Landlocked but Strategic: Rwanda & Uganda

Landlocked but Strategic: Rwanda & Uganda

East Africa Outlook • Stratigma • 04.03.2026 • PDF İndir

This Stratigma briefing examines how Rwanda and Uganda are reshaping the traditional disadvantages associated with being landlocked economies. While distance from the sea has historically meant higher transport costs and weaker global trade competitiveness, both countries are increasingly positioning themselves as connectivity-driven growth hubs within East Africa.

The study highlights how regional integration, logistics corridors, and policy reforms are gradually transforming the role of inland economies in regional trade systems. Rwanda has adopted a services-oriented strategy, investing heavily in aviation connectivity, conference infrastructure, tourism, and digital public services in order to position Kigali as a regional diplomatic and business hub. Uganda, meanwhile, leverages its rapidly growing population, strong agricultural potential, and expanding urban centers to strengthen its role in regional supply chains.

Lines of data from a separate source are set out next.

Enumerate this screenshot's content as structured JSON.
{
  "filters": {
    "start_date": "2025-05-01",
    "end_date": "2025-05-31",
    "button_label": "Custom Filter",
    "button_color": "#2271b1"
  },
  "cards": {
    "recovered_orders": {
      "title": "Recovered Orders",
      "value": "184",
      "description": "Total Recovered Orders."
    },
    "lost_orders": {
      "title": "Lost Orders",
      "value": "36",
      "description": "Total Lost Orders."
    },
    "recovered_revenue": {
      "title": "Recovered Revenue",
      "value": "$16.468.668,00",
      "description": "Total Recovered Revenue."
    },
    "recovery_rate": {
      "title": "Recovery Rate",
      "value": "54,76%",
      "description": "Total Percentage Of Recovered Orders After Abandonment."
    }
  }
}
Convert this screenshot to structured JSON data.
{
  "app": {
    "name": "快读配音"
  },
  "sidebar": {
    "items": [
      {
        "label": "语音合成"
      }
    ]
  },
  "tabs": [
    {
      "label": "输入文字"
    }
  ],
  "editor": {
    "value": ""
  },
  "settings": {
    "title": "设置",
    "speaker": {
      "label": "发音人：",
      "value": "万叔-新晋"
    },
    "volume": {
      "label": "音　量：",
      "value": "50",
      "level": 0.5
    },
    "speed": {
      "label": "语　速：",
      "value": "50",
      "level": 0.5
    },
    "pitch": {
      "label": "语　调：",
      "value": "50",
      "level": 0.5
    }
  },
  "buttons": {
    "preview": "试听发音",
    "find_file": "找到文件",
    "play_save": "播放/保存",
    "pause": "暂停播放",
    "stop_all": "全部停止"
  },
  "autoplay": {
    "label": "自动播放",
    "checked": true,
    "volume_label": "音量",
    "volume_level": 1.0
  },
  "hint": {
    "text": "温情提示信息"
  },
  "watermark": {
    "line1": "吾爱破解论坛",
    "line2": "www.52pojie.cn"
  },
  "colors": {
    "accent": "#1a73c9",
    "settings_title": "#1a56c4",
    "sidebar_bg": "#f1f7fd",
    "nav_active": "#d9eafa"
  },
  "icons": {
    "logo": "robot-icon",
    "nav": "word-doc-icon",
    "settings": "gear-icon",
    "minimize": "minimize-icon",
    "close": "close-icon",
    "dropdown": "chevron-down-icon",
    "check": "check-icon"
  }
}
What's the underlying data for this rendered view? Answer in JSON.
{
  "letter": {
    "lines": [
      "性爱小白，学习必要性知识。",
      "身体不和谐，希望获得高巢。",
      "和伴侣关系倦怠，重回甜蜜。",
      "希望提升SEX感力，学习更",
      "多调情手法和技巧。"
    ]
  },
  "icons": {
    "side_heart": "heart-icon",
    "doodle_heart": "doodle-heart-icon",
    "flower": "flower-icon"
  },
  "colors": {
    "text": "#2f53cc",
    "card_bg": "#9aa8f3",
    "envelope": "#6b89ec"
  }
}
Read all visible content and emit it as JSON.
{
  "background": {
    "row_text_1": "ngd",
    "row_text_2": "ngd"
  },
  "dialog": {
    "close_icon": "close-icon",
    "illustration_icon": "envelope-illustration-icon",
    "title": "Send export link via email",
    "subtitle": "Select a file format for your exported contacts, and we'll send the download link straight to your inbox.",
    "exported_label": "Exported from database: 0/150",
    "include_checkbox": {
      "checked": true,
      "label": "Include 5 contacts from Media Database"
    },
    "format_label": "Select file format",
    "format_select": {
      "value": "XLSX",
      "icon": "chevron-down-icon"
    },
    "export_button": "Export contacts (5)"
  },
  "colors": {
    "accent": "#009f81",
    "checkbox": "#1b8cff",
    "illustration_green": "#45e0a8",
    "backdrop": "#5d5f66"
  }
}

A key element of this transformation is the development of inland logistics infrastructure such as dry ports, warehousing facilities, and streamlined customs procedures. These investments help reduce the "distance penalty" traditionally faced by landlocked economies.

The briefing argues that as transport corridors and regional trade deepen across East Africa, inland markets will increasingly function as active drivers of regional growth rather than passive endpoints of coastal trade networks.